# 1000th Post



## gnatster (Mar 6, 2004)

This is my 1000th post. I had been giving some thought to what a 1000th post should encompass. Is it a milestone or merely the accumulation of BS? For me it's a milestone. As one who holds dear "Best be thought a fool, than to open one's mouth and let out all shadow of doubt" 1000 posts in slightly over a year is quite prodigious from me. 

Here's to the road to 2000....


----------



## Piscesgirl (Feb 25, 2004)

Congratulations? Hope you have many more, lol!


----------



## amber2461 (Jun 15, 2004)

Aye, congrats and many many more to look forward to!


----------



## dennis (Mar 1, 2004)

:drinkers: Cheers! None of your posts I have seen are BS. Congrats!!!


----------



## Gomer (Feb 2, 2004)

dennis said:


> :drinkers: Cheers! None of your posts I have seen are BS. Congrats!!!

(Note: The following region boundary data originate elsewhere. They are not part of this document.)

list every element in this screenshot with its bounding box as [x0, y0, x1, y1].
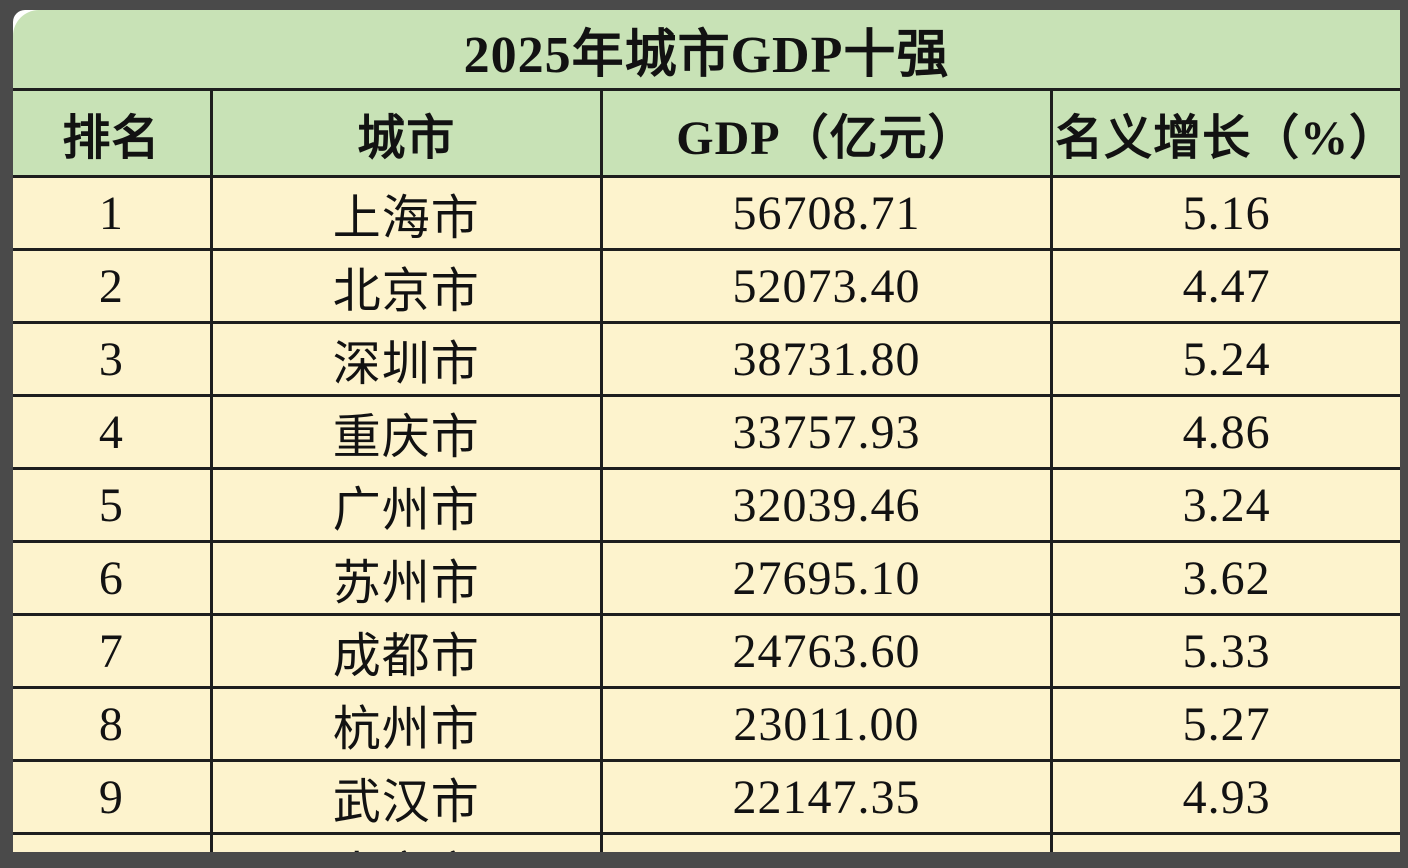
growth-cell: 5.16	[1050, 175, 1400, 251]
rank-cell: 1	[13, 175, 213, 251]
table-row: 5 广州市 32039.46 3.24	[13, 467, 1400, 543]
rank-cell: 6	[13, 540, 213, 616]
gdp-cell: 56708.71	[599, 175, 1054, 251]
gdp-cell: 38731.80	[599, 321, 1054, 397]
column-header-city: 城市	[209, 88, 603, 178]
city-cell: 广州市	[209, 467, 603, 543]
gdp-top10-table: 2025年城市GDP十强 排名 城市 GDP（亿元） 名义增长（%） 1 上海市…	[13, 10, 1400, 852]
rank-cell: 2	[13, 248, 213, 324]
table-row: 6 苏州市 27695.10 3.62	[13, 540, 1400, 616]
city-cell: 武汉市	[209, 759, 603, 835]
gdp-cell: 23011.00	[599, 686, 1054, 762]
gdp-cell: 32039.46	[599, 467, 1054, 543]
column-header-gdp: GDP（亿元）	[599, 88, 1054, 178]
growth-cell: 5.24	[1050, 321, 1400, 397]
city-cell: 苏州市	[209, 540, 603, 616]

unlike mine which are 50% BS ...I have to catch up to Art at 2000 so that I can match Gnat's 1000 effective posts LOL.


----------



## JanS (Apr 14, 2004)

Congrats! No BS posts as far as I'm concerned either.

I think you should celebrate your milestone by going out and buying yourself a nice big steak and a beer tonight (or having us treat you to those things)! ;-) And maybe an extra gulp of ferts for your plants would be a nice gesture as well.


----------



## JanS (Apr 14, 2004)

Okay, I couldn't resist coming back here for my 1000th post.

I guess Gnaster and I share a 1000th anniversary. ;-) Although, I do have some BS mixed in.....


----------